By Jon Cohen and Jennifer Agiesta
Washington Post Staff Writers
Thursday, July 26, 2007
Seven in 10 Americans believe that al-Qaeda is as strong as or stronger than it was before Sept. 11, 2001, and a majority of those with that view blamed President Bush for the terrorist network's continued resilience.
The results, from a Washington Post-ABC News poll, come after the release of a new National Intelligence Estimate concluding that the United States "will face a persistent and evolving terrorist threat over the next three years," particularly from al-Qaeda.

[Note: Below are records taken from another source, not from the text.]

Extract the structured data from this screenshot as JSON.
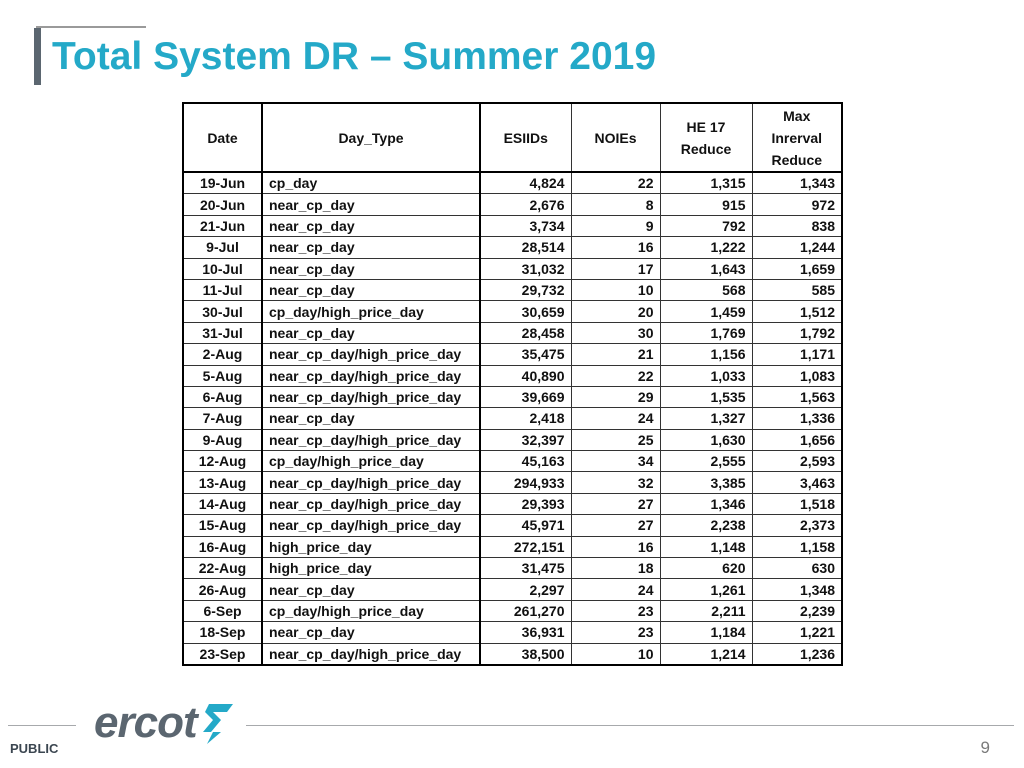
{
  "slide": {
    "title": "Total System DR – Summer 2019",
    "footer_label": "PUBLIC",
    "page_number": "9",
    "logo_text": "ercot",
    "accent_color": "#24a9c8",
    "logo_color": "#5b6670",
    "logo_mark_color": "#24a9c8"
  },
  "table": {
    "headers": {
      "date": "Date",
      "day_type": "Day_Type",
      "esiids": "ESIIDs",
      "noies": "NOIEs",
      "he17": [
        "HE 17",
        "Reduce"
      ],
      "max": [
        "Max",
        "Inrerval",
        "Reduce"
      ]
    },
    "rows": [
      [
        "19-Jun",
        "cp_day",
        "4,824",
        "22",
        "1,315",
        "1,343"
      ],
      [
        "20-Jun",
        "near_cp_day",
        "2,676",
        "8",
        "915",
        "972"
      ],
      [
        "21-Jun",
        "near_cp_day",
        "3,734",
        "9",
        "792",
        "838"
      ],
      [
        "9-Jul",
        "near_cp_day",
        "28,514",
        "16",
        "1,222",
        "1,244"
      ],
      [
        "10-Jul",
        "near_cp_day",
        "31,032",
        "17",
        "1,643",
        "1,659"
      ],
      [
        "11-Jul",
        "near_cp_day",
        "29,732",
        "10",
        "568",
        "585"
      ],
      [
        "30-Jul",
        "cp_day/high_price_day",
        "30,659",
        "20",
        "1,459",
        "1,512"
      ],
      [
        "31-Jul",
        "near_cp_day",
        "28,458",
        "30",
        "1,769",
        "1,792"
      ],
      [
        "2-Aug",
        "near_cp_day/high_price_day",
        "35,475",
        "21",
        "1,156",
        "1,171"
      ],
      [
        "5-Aug",
        "near_cp_day/high_price_day",
        "40,890",
        "22",
        "1,033",
        "1,083"
      ],
      [
        "6-Aug",
        "near_cp_day/high_price_day",
        "39,669",
        "29",
        "1,535",
        "1,563"
      ],
      [
        "7-Aug",
        "near_cp_day",
        "2,418",
        "24",
        "1,327",
        "1,336"
      ],
      [
        "9-Aug",
        "near_cp_day/high_price_day",
        "32,397",
        "25",
        "1,630",
        "1,656"
      ],
      [
        "12-Aug",
        "cp_day/high_price_day",
        "45,163",
        "34",
        "2,555",
        "2,593"
      ],
      [
        "13-Aug",
        "near_cp_day/high_price_day",
        "294,933",
        "32",
        "3,385",
        "3,463"
      ],
      [
        "14-Aug",
        "near_cp_day/high_price_day",
        "29,393",
        "27",
        "1,346",
        "1,518"
      ],
      [
        "15-Aug",
        "near_cp_day/high_price_day",
        "45,971",
        "27",
        "2,238",
        "2,373"
      ],
      [
        "16-Aug",
        "high_price_day",
        "272,151",
        "16",
        "1,148",
        "1,158"
      ],
      [
        "22-Aug",
        "high_price_day",
        "31,475",
        "18",
        "620",
        "630"
      ],
      [
        "26-Aug",
        "near_cp_day",
        "2,297",
        "24",
        "1,261",
        "1,348"
      ],
      [
        "6-Sep",
        "cp_day/high_price_day",
        "261,270",
        "23",
        "2,211",
        "2,239"
      ],
      [
        "18-Sep",
        "near_cp_day",
        "36,931",
        "23",
        "1,184",
        "1,221"
      ],
      [
        "23-Sep",
        "near_cp_day/high_price_day",
        "38,500",
        "10",
        "1,214",
        "1,236"
      ]
    ]
  }
}
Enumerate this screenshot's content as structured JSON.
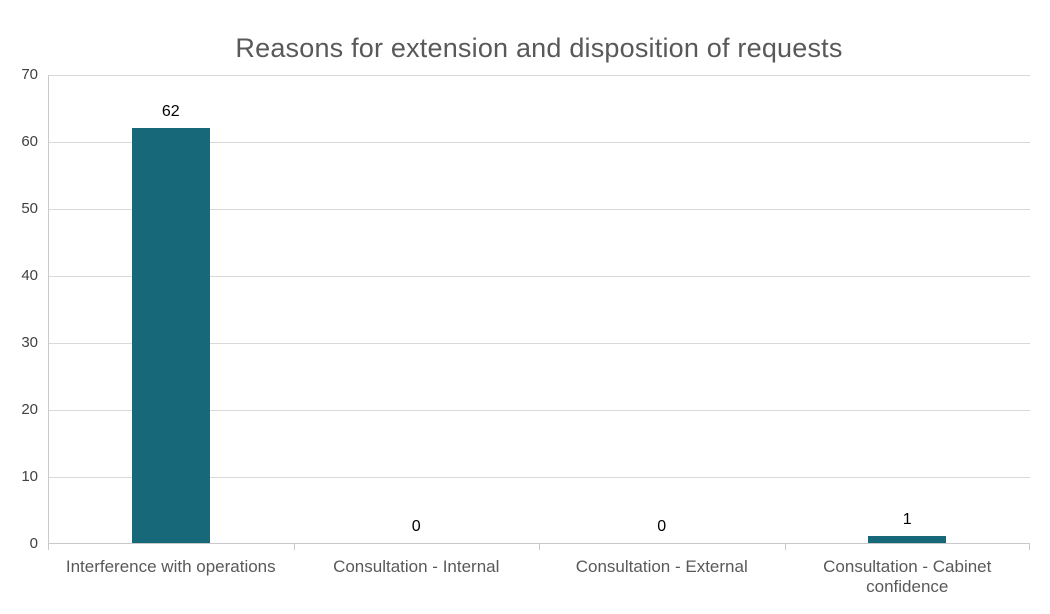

Nearly six years after the Sept. 11 attacks, 26 percent of individuals polled said al-Qaeda is weaker now, while 44 percent considered the terrorist network to be at similar strength and 27 percent believed it to be even more capable.
In a Washington Post-Kaiser Family Foundation-Harvard University poll conducted last month, barely half said the country is safer now than it was before the attacks on the World Trade Center and the Pentagon.
Much like opinions on the war in Iraq, perceptions of the battle against terrorism and al-Qaeda's strength diverged along partisan lines in the new poll.
More than 40 percent of Republicans said they believe the group is weaker now, whereas 27 percent of independents and only 15 percent of Democrats shared that view.
Among those who said the group is stronger or about the same as it was before the attacks, 55 percent assigned a "great deal" or a "good amount" of blame to the president. A third of Republicans who said al-Qaeda is at least as capable also blamed the president.
At the same time, two-thirds of those who said the terrorist organization is now weaker said Bush deserved the credit.
Overall, 43 percent approved of how the president is handling the U.S. campaign against terrorism. That is 10 percentage points higher than his overall approval rating but the lowest he has scored in Post-ABC News polls -- conducted since October 2001 -- on what was once his signature issue.
Congressional Democrats do not fare any better. Only 37 percent of those polled approved of how the new congressional leadership is handling terrorism. That rating is down 14 points since April.
The Post-ABC News poll was conducted by telephone July 18-21 among a random national sample of 1,125 adults. The results from the full survey have a three-percentage-point margin of sampling error.